Terms such as ‘handmade’, ‘homecooked’ or ‘fresh’ seem to meet our increasing demand for quality, natural food.
We expect to be served a dish that is healthy and made on site from authentic ingredients.
But in many cases, the description is merely marketing spin, a TV investigation has revealed.
Several high street restaurant chains and cafes are potentially fooling customers by using such terms and making exaggerated claims, it found.
Until recently, Pret A Manger described its soups as ‘handmade’ even though they were prepared in a large factory.
Pizza Express says its pizzas are ‘freshly made to order’ even though it uses frozen dough.
Most chains serve dishes prepared in factories, much like boil in the bag meals.
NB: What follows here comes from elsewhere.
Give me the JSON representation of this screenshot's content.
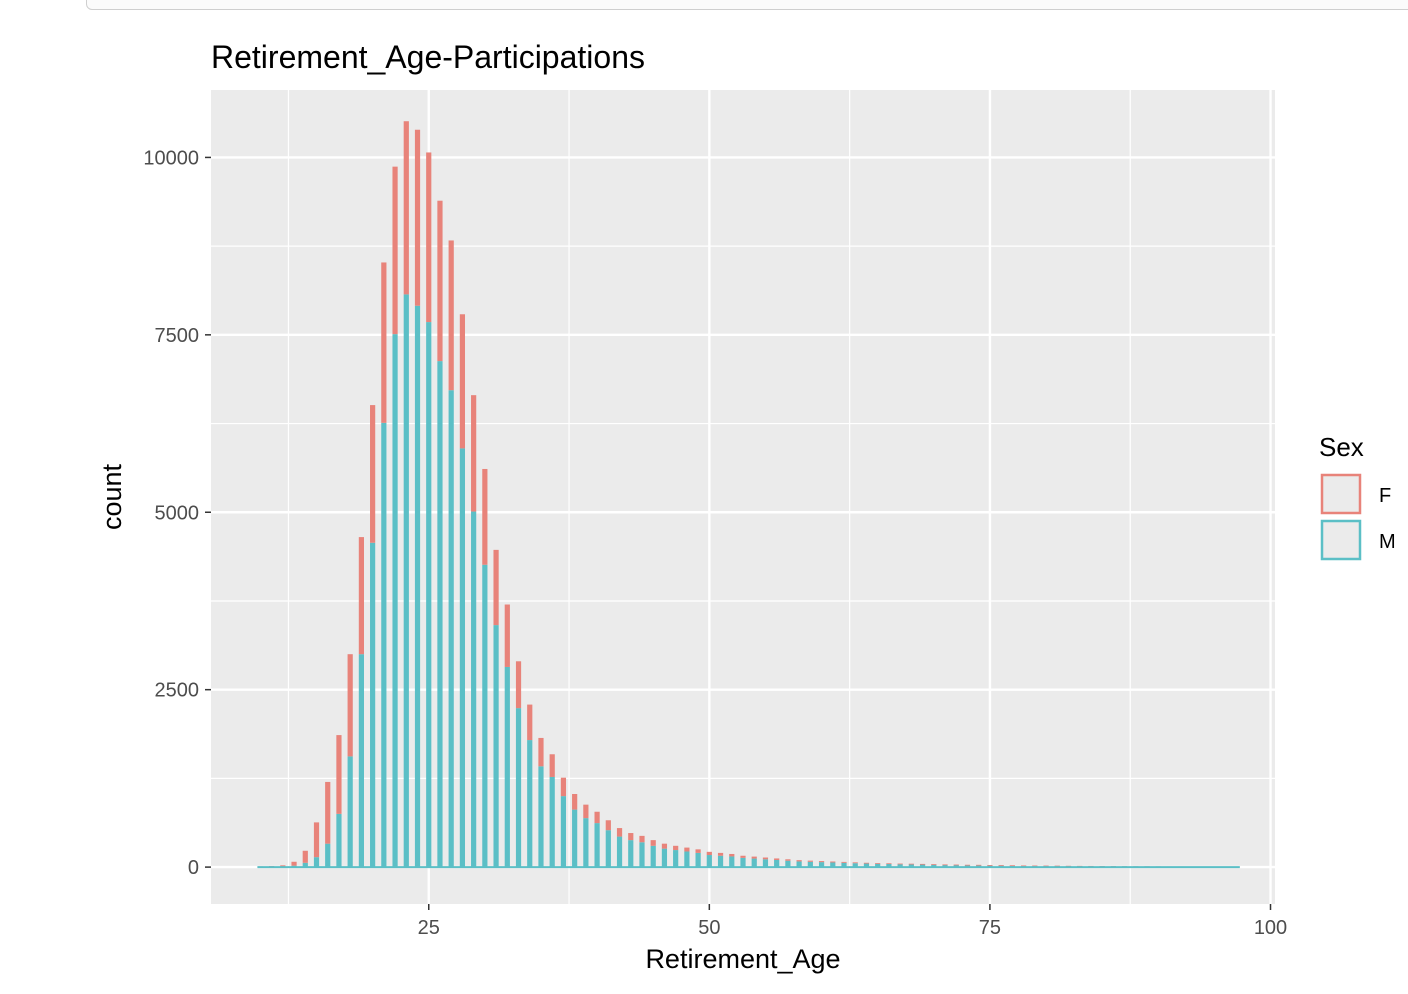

All the chefs have to do is heat them in hot water, steam them or put them in a microwave, according to last night’s Channel 4’s Tricks Of The Restaurant Trade.
Even something as simple as scrambled egg is bulk-bought in boil-in-the-bag packaging.
Le Pain Quotidien describes its orange juice as ‘fresh’ even though it is not squeezed on site and arrives ready-bottled.
Law professor Dr Richard Hyde, of Nottingham University, said a food item does not need to be made by hand to be described as handmade.
If the machines used are big versions of ones you could get for a domestic kitchen, it can be called handmade. The food
‘Based on an old process’
cannot be made on an industrial scale, but it could still be made in a factory, he said.
Similarly, something can be labelled ‘home-cooked’ so long as the preparation method could feasibly have been used at home.
Food can be labelled ‘fresh’ provided it does not contain artificial preservatives.
Pret A Manger admitted its soups are made in a factory. It said the handmade description ‘was based on an old production process and has now been updated’.
Pizza Express said that while dough arrives frozen, each pizza is made fresh to order.
Le Pain Quotidien said its juice contains no artificial flavours, preservatives or colours – ‘just 100 per cent quality orange juice’.
Cafe Rouge, which was shown using the term ‘fresh ingredients’ on its menu, admitted its beef bourguignon arrives readyprepared in a bag to be cooked in hot water.